Because Ms. Morey has high prescription costs in relation to her household income, she would qualify for the province's Trillium Drug Program. Based on the family's size and income, Ms. Morey would have to first pay $626 for prescription drugs for the year. After that, the family would be required to pay $2 for each prescription filled, but the cost of the drug itself would be covered. Seniors who have an annual income of $16,018 or more must pay a $100 deductible before they are eligible for drug coverage. Welfare recipients are fully covered.
All Quebeckers without a private drug plan are eligible for basic prescription coverage, regardless of age or income, so Ms. Morey's family qualifies. The monthly maximum she would be required to pay for herself would be $73.42. Prescription drug costs beyond that are fully covered for the rest of the month. The annual maximum any person has to spend is $881. Once a person has reached his or her maximum annual contribution, the plan covers all their drug costs from then until the end of the year. Seniors and welfare recipients are exempt from these costs.

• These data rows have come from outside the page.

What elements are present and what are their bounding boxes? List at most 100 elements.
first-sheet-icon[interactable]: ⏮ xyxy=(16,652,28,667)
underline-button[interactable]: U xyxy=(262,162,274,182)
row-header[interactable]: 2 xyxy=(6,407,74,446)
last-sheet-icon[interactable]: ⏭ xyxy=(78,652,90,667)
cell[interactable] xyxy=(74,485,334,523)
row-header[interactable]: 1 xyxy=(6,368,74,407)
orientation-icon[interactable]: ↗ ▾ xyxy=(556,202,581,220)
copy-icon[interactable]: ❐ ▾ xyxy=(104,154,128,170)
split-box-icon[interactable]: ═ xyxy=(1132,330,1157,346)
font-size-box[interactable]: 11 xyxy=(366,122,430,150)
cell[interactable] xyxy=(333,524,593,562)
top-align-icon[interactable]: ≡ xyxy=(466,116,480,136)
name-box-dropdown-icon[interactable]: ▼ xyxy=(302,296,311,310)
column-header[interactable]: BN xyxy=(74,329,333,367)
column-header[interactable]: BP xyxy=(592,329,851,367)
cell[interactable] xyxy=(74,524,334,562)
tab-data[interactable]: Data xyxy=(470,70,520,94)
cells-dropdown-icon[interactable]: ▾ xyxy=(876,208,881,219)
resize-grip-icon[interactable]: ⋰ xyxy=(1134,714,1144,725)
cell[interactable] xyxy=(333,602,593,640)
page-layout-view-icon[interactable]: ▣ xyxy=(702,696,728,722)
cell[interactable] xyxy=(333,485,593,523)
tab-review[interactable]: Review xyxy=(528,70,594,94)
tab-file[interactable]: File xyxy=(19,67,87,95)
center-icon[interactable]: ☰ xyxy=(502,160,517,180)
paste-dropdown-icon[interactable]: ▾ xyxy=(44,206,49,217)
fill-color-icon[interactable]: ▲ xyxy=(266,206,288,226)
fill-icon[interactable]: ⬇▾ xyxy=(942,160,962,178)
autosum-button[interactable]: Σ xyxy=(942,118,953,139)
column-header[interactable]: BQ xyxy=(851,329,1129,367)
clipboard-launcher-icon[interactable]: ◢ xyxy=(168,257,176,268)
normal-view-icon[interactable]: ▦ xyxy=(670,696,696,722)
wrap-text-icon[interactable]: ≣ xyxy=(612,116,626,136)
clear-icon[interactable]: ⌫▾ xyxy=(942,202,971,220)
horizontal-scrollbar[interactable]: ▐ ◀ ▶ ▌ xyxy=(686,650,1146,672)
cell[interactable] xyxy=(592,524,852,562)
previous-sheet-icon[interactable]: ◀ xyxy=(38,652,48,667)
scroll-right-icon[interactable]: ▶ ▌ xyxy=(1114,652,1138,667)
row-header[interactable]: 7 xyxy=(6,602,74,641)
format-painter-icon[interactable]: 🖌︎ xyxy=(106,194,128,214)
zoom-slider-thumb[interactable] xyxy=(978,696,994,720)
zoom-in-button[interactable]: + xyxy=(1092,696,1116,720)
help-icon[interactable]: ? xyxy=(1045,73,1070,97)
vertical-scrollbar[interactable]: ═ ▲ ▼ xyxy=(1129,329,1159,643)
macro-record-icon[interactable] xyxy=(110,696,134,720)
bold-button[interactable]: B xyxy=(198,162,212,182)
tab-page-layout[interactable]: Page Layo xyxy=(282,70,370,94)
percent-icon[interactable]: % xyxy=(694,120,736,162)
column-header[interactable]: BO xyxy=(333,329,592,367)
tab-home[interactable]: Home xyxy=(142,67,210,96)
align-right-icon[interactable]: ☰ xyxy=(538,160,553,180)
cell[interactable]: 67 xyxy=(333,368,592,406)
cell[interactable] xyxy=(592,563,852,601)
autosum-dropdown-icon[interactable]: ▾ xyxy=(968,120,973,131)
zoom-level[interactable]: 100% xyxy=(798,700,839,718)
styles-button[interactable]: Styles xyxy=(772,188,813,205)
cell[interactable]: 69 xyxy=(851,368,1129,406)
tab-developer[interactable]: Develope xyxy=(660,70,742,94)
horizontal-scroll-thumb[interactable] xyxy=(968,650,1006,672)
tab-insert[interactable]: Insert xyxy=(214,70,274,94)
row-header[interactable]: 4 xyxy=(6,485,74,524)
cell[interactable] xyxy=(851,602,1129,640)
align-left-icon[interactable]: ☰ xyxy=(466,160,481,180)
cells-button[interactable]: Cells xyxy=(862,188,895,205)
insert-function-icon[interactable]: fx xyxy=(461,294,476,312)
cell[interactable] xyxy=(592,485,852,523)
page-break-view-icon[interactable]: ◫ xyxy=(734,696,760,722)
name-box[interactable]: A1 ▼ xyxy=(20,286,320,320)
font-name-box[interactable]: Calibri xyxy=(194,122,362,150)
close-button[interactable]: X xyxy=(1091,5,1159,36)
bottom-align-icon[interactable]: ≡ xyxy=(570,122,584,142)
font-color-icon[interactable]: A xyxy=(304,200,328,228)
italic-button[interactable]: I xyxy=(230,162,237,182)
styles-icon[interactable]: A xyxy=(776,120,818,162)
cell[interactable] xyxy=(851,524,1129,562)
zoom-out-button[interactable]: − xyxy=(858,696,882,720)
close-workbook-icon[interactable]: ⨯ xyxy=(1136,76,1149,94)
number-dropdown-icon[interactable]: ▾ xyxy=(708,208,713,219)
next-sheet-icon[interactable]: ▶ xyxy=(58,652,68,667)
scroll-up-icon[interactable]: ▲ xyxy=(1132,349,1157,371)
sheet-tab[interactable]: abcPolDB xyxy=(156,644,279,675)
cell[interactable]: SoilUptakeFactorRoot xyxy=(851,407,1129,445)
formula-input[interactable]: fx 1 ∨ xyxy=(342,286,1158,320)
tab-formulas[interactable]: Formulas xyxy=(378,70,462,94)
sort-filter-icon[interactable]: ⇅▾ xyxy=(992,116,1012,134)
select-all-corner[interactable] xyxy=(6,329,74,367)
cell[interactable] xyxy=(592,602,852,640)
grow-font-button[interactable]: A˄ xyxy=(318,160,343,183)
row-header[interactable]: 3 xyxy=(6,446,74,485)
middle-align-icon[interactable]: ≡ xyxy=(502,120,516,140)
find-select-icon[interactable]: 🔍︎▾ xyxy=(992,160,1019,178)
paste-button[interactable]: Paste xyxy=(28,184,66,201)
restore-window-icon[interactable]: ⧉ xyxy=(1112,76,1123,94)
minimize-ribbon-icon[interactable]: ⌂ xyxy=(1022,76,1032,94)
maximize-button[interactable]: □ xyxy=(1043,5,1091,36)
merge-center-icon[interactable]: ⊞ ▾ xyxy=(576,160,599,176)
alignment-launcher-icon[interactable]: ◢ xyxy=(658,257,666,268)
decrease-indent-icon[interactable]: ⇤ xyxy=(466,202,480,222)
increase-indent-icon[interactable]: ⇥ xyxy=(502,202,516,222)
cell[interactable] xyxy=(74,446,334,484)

Ms. Morey's family would not be eligible for drug coverage in New Brunswick because only seniors and social-assistance recipients are covered. Even then, seniors who have an annual net income higher than $17,198 must pay a $58 monthly premium, plus a co-payment of $15 for each prescription.
Ms. Morey's family would not be eligible for drug coverage in Nova Scotia because only seniors, welfare recipients and cancer patients with an annual net income less than $15,720 are covered.
Ms. Morey's family would not qualify for the Family Health Benefit Program because her family income is higher than $22,000. Additionally, seniors are required to pay $10 a prescription, plus the pharmacist's professional fee, which can range from $4 to $8. There is no maximum annual contribution.
Seniors on guaranteed-income supplements are covered, as are social-assistance recipients. Ms. Morey was a special case, eventually qualifying for a drug card through the province after a needs assessment was done by a social worker.